The ferry sailed past the Quarantine Station that we visited a few weeks ago and which I wrote about in a recent post. It was just as interesting to see from the sea although we were a good way offshore.
We stayed in Torquay overnight and this morning we headed around the coast to the town of Apollo Bay along the Great Ocean Road. This road offers one of the most famous road trips in the world. It was built by men using picks and shovels as an employment program for returned servicemen during the Great Depression. It provides some superb coastal views and we stopped many times to take photographs.
One of our stops was at the famous Bells Beach.This is the home of the world’s longest continuously running pro surfing competition – now known as the Rip Curl Pro Bells Beach. The event was formerly called the Bells Easter Classic (among a variety of other titles). The competition was first held in January 1962 and then at Easter every year since,
As early as 1939, surfers from Torquay made their way to Bells Beach but access was a considerable problem until 1960, when Torquay surfers and Olympic wrestler Joe Sweeney hired a bulldozer and cleared a road along the Bells cliff down to the beach. He charged one pound per surfer to recover his expenses and this is now part of the Surf Coast walking track.
Further along, at the bustling town of Lorne, we stopped to photograph the pier and the pub. There’s a swimming race each year from the end of the Lorne Pier to the Pub which has been running since 1980. The swim leads participants on a 1.2km course starting at the Lorne Pier and finishing at the foreshore of the Lorne Surf Lifesaving Club by the pub.
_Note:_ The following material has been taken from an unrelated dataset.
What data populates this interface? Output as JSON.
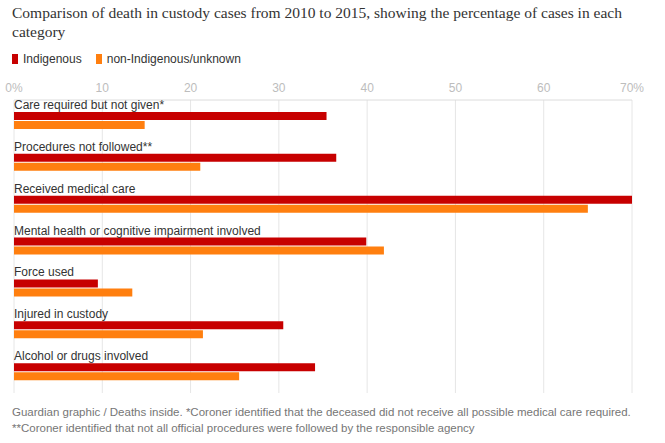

Now recognised as the largest ocean water swim in the world, the event is organised and run by volunteers of the Lorne Surf Lifesaving Club.
This is the first time that I have been to Lorne when there has been no cars parked in front of the pub. It is a grand old building and it was a delight to see it clearly.
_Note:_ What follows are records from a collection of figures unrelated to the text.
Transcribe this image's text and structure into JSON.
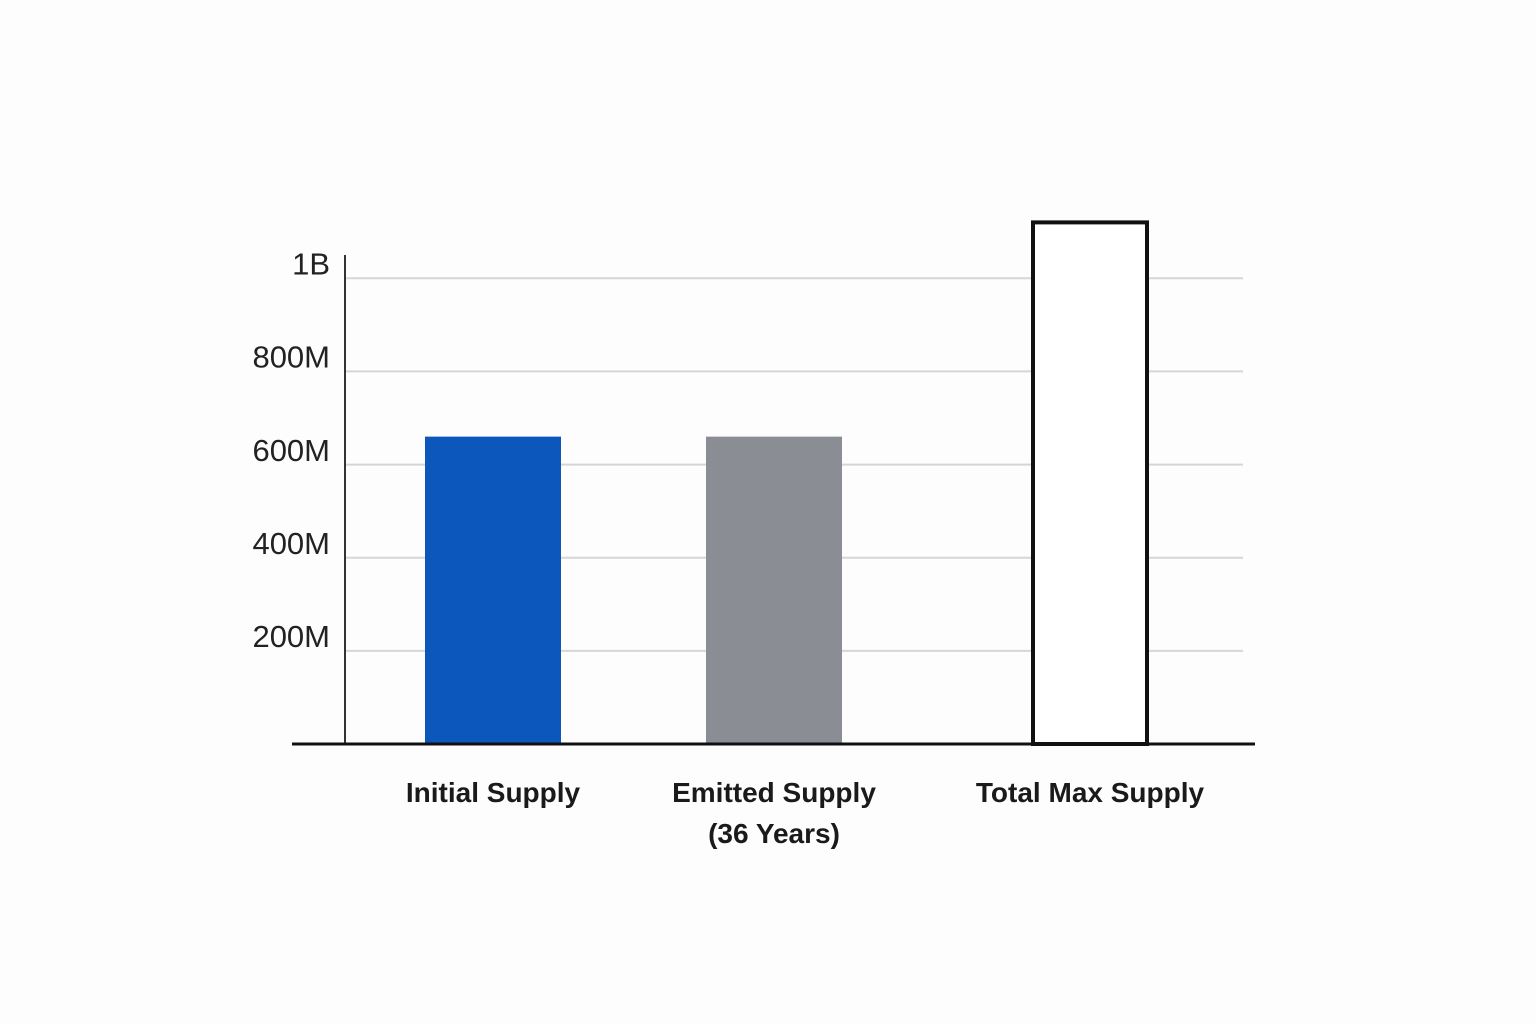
{
  "chart_data": {
    "type": "bar",
    "categories": [
      "Initial Supply",
      "Emitted Supply\n(36 Years)",
      "Total Max Supply"
    ],
    "values": [
      660000000,
      660000000,
      1120000000
    ],
    "colors": [
      "#0b57bb",
      "#8a8d93",
      "#ffffff"
    ],
    "edgecolors": [
      null,
      null,
      "#111111"
    ],
    "ylim": [
      0,
      1050000000
    ],
    "yticks": [
      {
        "value": 200000000,
        "label": "200M"
      },
      {
        "value": 400000000,
        "label": "400M"
      },
      {
        "value": 600000000,
        "label": "600M"
      },
      {
        "value": 800000000,
        "label": "800M"
      },
      {
        "value": 1000000000,
        "label": "1B"
      }
    ],
    "grid": true
  }
}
Between Lorne and Apollo Bay, we saw some of the most spectacular scenery that this road offers.
We reached Apollo Bay in the mid-afternoon and settled into our cabin at the local caravan park. Our dinner was at the local Apollo Bay Hotel. Last time that we were here during Covid, we booked ahead as it was very hard to get a table considering the reduced Covid density limits. We booked a table well ahead for this trip, but if the number of people in the Bistro tonight is any indication, we needn’t have bothered. I hope that this will be the same over the remainder of our trip.